Case law lays down a three-pronged test to determine the application of the alter ego theory, which is also known as the instrumentality theory, namely:
The first prong is the “instrumentality” or “control” test. This test requires that the subsidiary be completely under the control and domination of the parent. It examines the parent corporation’s relationship with the subsidiary. It inquires whether a subsidiary corporation is so organized and controlled and its affairs are so conducted as to make it a mere instrumentality or agent of the parent corporation such that its separate existence as a distinct corporate entity will be ignored. It seeks to establish whether the subsidiary corporation has no autonomy and the parent corporation, though acting through the subsidiary in form and appearance, “is operating the business directly for itself.
The second prong is the “fraud” test. This test requires that the parent corporation’s conduct in using the subsidiary corporation be unjust, fraudulent or wrongful. It examines the relationship of the plaintiff to the corporation. It recognizes that piercing is appropriate only if the parent corporation uses the subsidiary in a way that harms the plaintiff creditor. As such, it requires a showing of “an element of injustice or fundamental unfairness.

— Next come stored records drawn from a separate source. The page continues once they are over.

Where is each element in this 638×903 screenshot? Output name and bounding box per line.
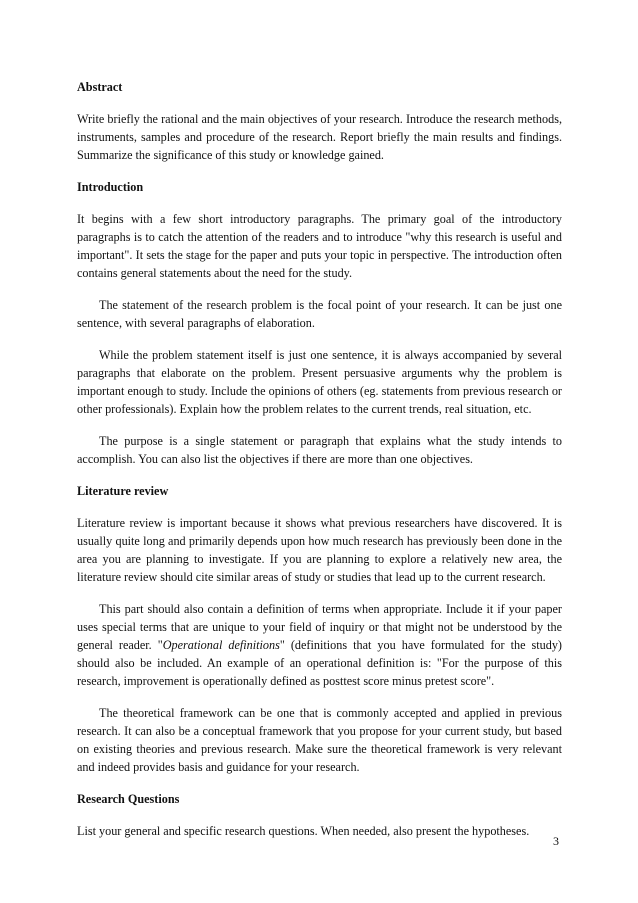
operational-definitions-term: Operational definitions bbox=[162, 638, 280, 652]
research-questions-paragraph: List your general and specific research questions. When needed, also present the hypotheses. bbox=[77, 824, 530, 838]
abstract-paragraph: Write briefly the rational and the main objectives of your research. Introduce the research methods, instruments, samples and procedure of the research. Report briefly the main results and findings. Summarize the significance of this study or knowledge gained. bbox=[77, 112, 562, 162]
page-number: 3 bbox=[553, 834, 559, 848]
abstract-heading: Abstract bbox=[77, 80, 123, 94]
introduction-paragraph-4: The purpose is a single statement or paragraph that explains what the study intends to accomplish. You can also list the objectives if there are more than one objectives. bbox=[77, 434, 562, 466]
introduction-paragraph-3: While the problem statement itself is just one sentence, it is always accompanied by several paragraphs that elaborate on the problem. Present persuasive arguments why the problem is important enough to study. Include the opinions of others (eg. statements from previous research or other professionals). Explain how the problem relates to the current trends, real situation, etc. bbox=[77, 348, 562, 416]
literature-review-paragraph-1: Literature review is important because it shows what previous researchers have discovered. It is usually quite long and primarily depends upon how much research has previously been done in the area you are planning to investigate. If you are planning to explore a relatively new area, the literature review should cite similar areas of study or studies that lead up to the current research. bbox=[77, 516, 562, 584]
introduction-paragraph-1: It begins with a few short introductory paragraphs. The primary goal of the introductory paragraphs is to catch the attention of the readers and to introduce "why this research is useful and important". It sets the stage for the paper and puts your topic in perspective. The introduction often contains general statements about the need for the study. bbox=[77, 212, 562, 280]
research-questions-heading: Research Questions bbox=[77, 792, 180, 806]
definition-text-after: " (definitions that you have formulated for the study) should also be included. An example of an operational definition is: "For the purpose of this research, improvement is operationally defined as posttest score minus pretest score". bbox=[77, 638, 562, 688]
introduction-paragraph-2: The statement of the research problem is the focal point of your research. It can be just one sentence, with several paragraphs of elaboration. bbox=[77, 298, 562, 330]
definition-text-before: This part should also contain a definition of terms when appropriate. Include it if your paper uses special terms that are unique to your field of inquiry or that might not be understood by the general reader. " bbox=[77, 602, 562, 652]
introduction-heading: Introduction bbox=[77, 180, 144, 194]
document-page bbox=[77, 78, 562, 854]
literature-review-paragraph-3: The theoretical framework can be one that is commonly accepted and applied in previous research. It can also be a conceptual framework that you propose for your current study, but based on existing theories and previous research. Make sure the theoretical framework is very relevant and indeed provides basis and guidance for your research. bbox=[77, 706, 562, 774]
literature-review-paragraph-2 bbox=[77, 600, 562, 690]
literature-review-heading: Literature review bbox=[77, 484, 169, 498]
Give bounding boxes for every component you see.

The third prong is the “harm” test. This test requires the plaintiff to show that the defendant’s control, exerted in a fraudulent, illegal or otherwise unfair manner toward it, caused the harm suffered. A causal connection between the fraudulent conduct committed through the instrumentality of the subsidiary and the injury suffered or the damage incurred by the plaintiff should be established. The plaintiff must prove that, unless the corporate veil is pierced, it will have been treated unjustly by the defendant’s exercise of control and improper use of the corporate form and, thereby, suffer damages.
Piercing the corporate veil based on the alter ego theory requires the concurrence of three elements: control of the corporation by the stockholder or parent corporation, fraud or fundamental unfairness imposed on the plaintiff, and harm or damage caused to the plaintiff by the fraudulent or unfair act of the corporation. The absence of any of these elements prevents piercing the corporate veil.